The Indian electoral marathon begins: queues, dalits rejected at the polling stations, appeals from the Church
The polls will remain open from 7am to 6pm. The final results will be announced on May 23rd. There are long queues and malfunctions of the electronic voting system. The Telegu Federation of Churches invites to vote for candidates who work in favor of adivasis, tribals and Dalits.
New Delhi (AsiaNews / Agencies) - The first phase of the long Indian electoral marathon, which will last for 39 days until 19 May, began at 7 am (local time). The numbers are impressive: with around 900 million voters, thousands of seats across the country, 10,000 candidates representing over 500 parties vying for the 543 seats in the Lok Sabha, this is the largest election in history.
In general, the polling stations will remain open until 6 pm today, with some exceptions at a local level. The final results will be announced on May 23rd. The winner will be the party or coalition that obtains 272 seats. At the moment voting is underway in various states: Andhra Pradesh, Arunachal Pradesh, Assam, Bihar, Chhattisgarh, Jammu and Kashmir, Maharashtra, Manipur, Meghalaya, Mizoram, Nagaland, Odisha, Sikkim, Telangana, Tripura, Uttar Pradesh. Uttarakhand, West Bengal, the islands of Andaman and Nicobar and Lakshadweep. The vote is so complicated and some circumscriptions are so populous that different states will go to the polls on several dates, such as Uttar Pradesh, which alone has 204 million inhabitants.
Meanwhile, the first problems are emerging at polling stations, with long queues and a malfunction of the electronic voting system. In the State of Assam, the polls were opened an hour earlier to dispose of the flow of voters. In this state the Catholic Church has worked hard to push voters to go to the polls. The Diocese of Miao celebrated the Chrism Mass with a special prayer for the electoral round. Today Bishop George Pallipparambil – according to its Twitter account - was the first to vote in the seat of Miao KV Booth.
There are also some episodes that confirm the heavy climate of social and caste discrimination of the electoral campaign. Reports from Kairana, in the district of Muzaffarnagar (Uttar Pradesh), tell that a Dalit man was rejected at the polling station by an Electoral Commission official. "I feel humiliated," he told reporters outside the hotel.

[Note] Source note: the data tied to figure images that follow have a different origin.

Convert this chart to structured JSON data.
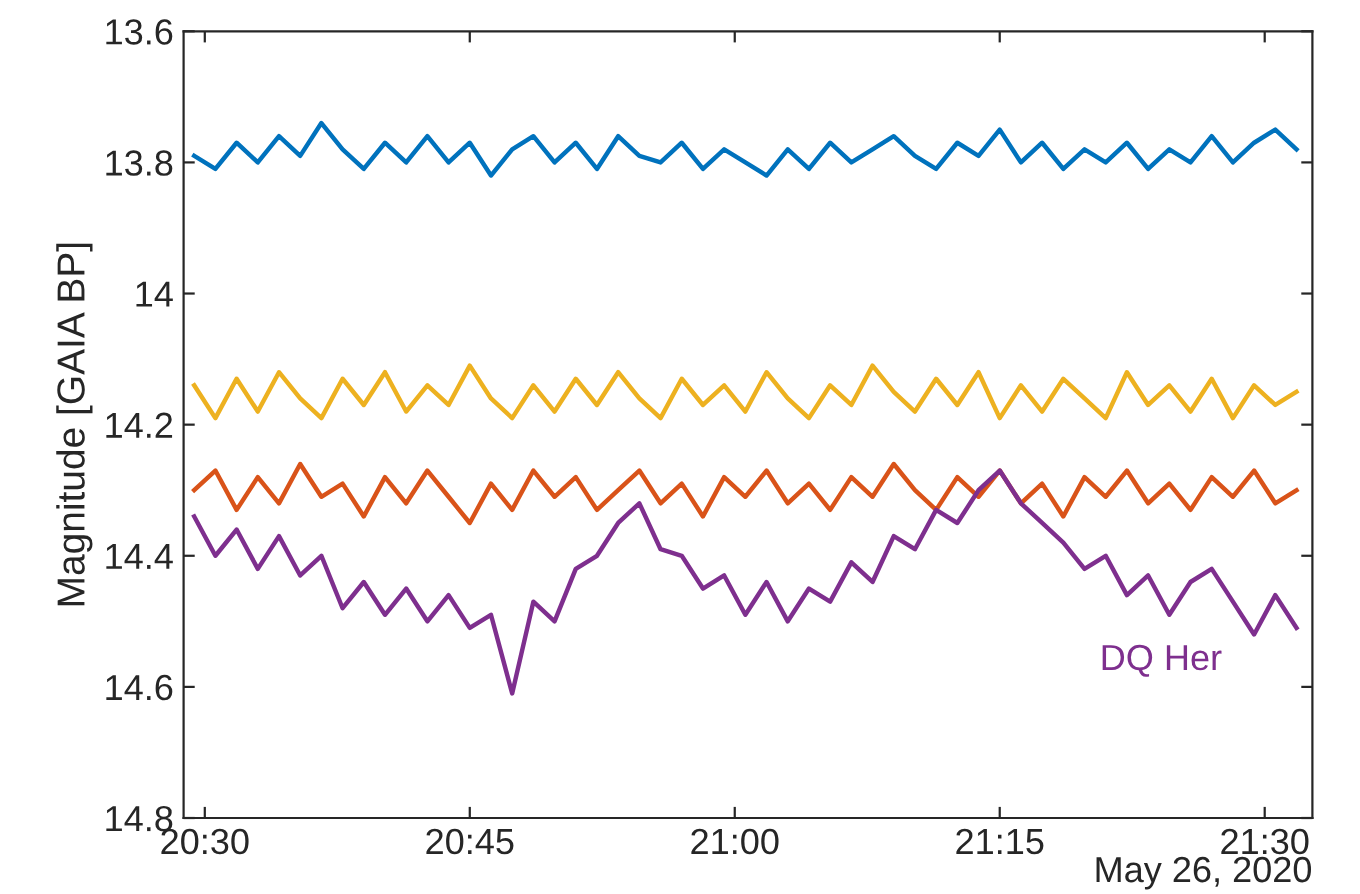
{
  "chart_data": {
    "type": "line",
    "ylabel": "Magnitude [GAIA BP]",
    "x": [
      20.49,
      20.51,
      20.53,
      20.55,
      20.57,
      20.59,
      20.61,
      20.63,
      20.65,
      20.67,
      20.69,
      20.71,
      20.73,
      20.75,
      20.77,
      20.79,
      20.81,
      20.83,
      20.85,
      20.87,
      20.89,
      20.91,
      20.93,
      20.95,
      20.97,
      20.99,
      21.01,
      21.03,
      21.05,
      21.07,
      21.09,
      21.11,
      21.13,
      21.15,
      21.17,
      21.19,
      21.21,
      21.23,
      21.25,
      21.27,
      21.29,
      21.31,
      21.33,
      21.35,
      21.37,
      21.39,
      21.41,
      21.43,
      21.45,
      21.47,
      21.49,
      21.51,
      21.53
    ],
    "series": [
      {
        "color": "#0072bd",
        "values": [
          13.79,
          13.81,
          13.77,
          13.8,
          13.76,
          13.79,
          13.74,
          13.78,
          13.81,
          13.77,
          13.8,
          13.76,
          13.8,
          13.77,
          13.82,
          13.78,
          13.76,
          13.8,
          13.77,
          13.81,
          13.76,
          13.79,
          13.8,
          13.77,
          13.81,
          13.78,
          13.8,
          13.82,
          13.78,
          13.81,
          13.77,
          13.8,
          13.78,
          13.76,
          13.79,
          13.81,
          13.77,
          13.79,
          13.75,
          13.8,
          13.77,
          13.81,
          13.78,
          13.8,
          13.77,
          13.81,
          13.78,
          13.8,
          13.76,
          13.8,
          13.77,
          13.75,
          13.78
        ]
      },
      {
        "color": "#edb120",
        "values": [
          14.14,
          14.19,
          14.13,
          14.18,
          14.12,
          14.16,
          14.19,
          14.13,
          14.17,
          14.12,
          14.18,
          14.14,
          14.17,
          14.11,
          14.16,
          14.19,
          14.14,
          14.18,
          14.13,
          14.17,
          14.12,
          14.16,
          14.19,
          14.13,
          14.17,
          14.14,
          14.18,
          14.12,
          14.16,
          14.19,
          14.14,
          14.17,
          14.11,
          14.15,
          14.18,
          14.13,
          14.17,
          14.12,
          14.19,
          14.14,
          14.18,
          14.13,
          14.16,
          14.19,
          14.12,
          14.17,
          14.14,
          14.18,
          14.13,
          14.19,
          14.14,
          14.17,
          14.15
        ]
      },
      {
        "color": "#d95319",
        "values": [
          14.3,
          14.27,
          14.33,
          14.28,
          14.32,
          14.26,
          14.31,
          14.29,
          14.34,
          14.28,
          14.32,
          14.27,
          14.31,
          14.35,
          14.29,
          14.33,
          14.27,
          14.31,
          14.28,
          14.33,
          14.3,
          14.27,
          14.32,
          14.29,
          14.34,
          14.28,
          14.31,
          14.27,
          14.32,
          14.29,
          14.33,
          14.28,
          14.31,
          14.26,
          14.3,
          14.33,
          14.28,
          14.31,
          14.27,
          14.32,
          14.29,
          14.34,
          14.28,
          14.31,
          14.27,
          14.32,
          14.29,
          14.33,
          14.28,
          14.31,
          14.27,
          14.32,
          14.3
        ]
      },
      {
        "name": "DQ Her",
        "color": "#7e2f8e",
        "values": [
          14.34,
          14.4,
          14.36,
          14.42,
          14.37,
          14.43,
          14.4,
          14.48,
          14.44,
          14.49,
          14.45,
          14.5,
          14.46,
          14.51,
          14.49,
          14.61,
          14.47,
          14.5,
          14.42,
          14.4,
          14.35,
          14.32,
          14.39,
          14.4,
          14.45,
          14.43,
          14.49,
          14.44,
          14.5,
          14.45,
          14.47,
          14.41,
          14.44,
          14.37,
          14.39,
          14.33,
          14.35,
          14.3,
          14.27,
          14.32,
          14.35,
          14.38,
          14.42,
          14.4,
          14.46,
          14.43,
          14.49,
          14.44,
          14.42,
          14.47,
          14.52,
          14.46,
          14.51
        ]
      }
    ],
    "xlim": [
      20.48,
      21.545
    ],
    "ylim": [
      14.8,
      13.6
    ],
    "xticks": [
      {
        "value": 20.5,
        "label": "20:30"
      },
      {
        "value": 20.75,
        "label": "20:45"
      },
      {
        "value": 21.0,
        "label": "21:00"
      },
      {
        "value": 21.25,
        "label": "21:15"
      },
      {
        "value": 21.5,
        "label": "21:30"
      }
    ],
    "yticks": [
      {
        "value": 13.6,
        "label": "13.6"
      },
      {
        "value": 13.8,
        "label": "13.8"
      },
      {
        "value": 14.0,
        "label": "14"
      },
      {
        "value": 14.2,
        "label": "14.2"
      },
      {
        "value": 14.4,
        "label": "14.4"
      },
      {
        "value": 14.6,
        "label": "14.6"
      },
      {
        "value": 14.8,
        "label": "14.8"
      }
    ],
    "annotations": [
      "May 26, 2020"
    ],
    "grid": false,
    "legend": false
  }
}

Precisely in order to avoid similar degrading episodes for individuals, yesterday the Telegu Federation of Churches (which brings together Catholic and Protestant churches and bishops in Andhra Pradesh and Telangana) invited Christians to vote for secular leaders. The pastoral letter was signed by Msgr. T Raja Rao and Msgr. Prasada Rao, general secretaries of the organization, and by Fr. Anthoniraj Thumma, executive secretary. "We must ensure - they affirm - that candidates are chosen who support democratic institutions and safeguard secularity [of the State]". "We vote for those who work for adivasis, tribals and dalits", is their appeal.
Among the many forecasts, the consensus growth of Rahul Gandhi, president of the Congress Party (center-left), which has launched an ambitious project: a minimum income for all citizens. For his part, Prime Minister Narendra Modi, of the Bharatiya Janata Party (of the Hindu nationalist right), is promising a welfare system for poor farmers, the most impoverished class in Indian society, and improved representation for women.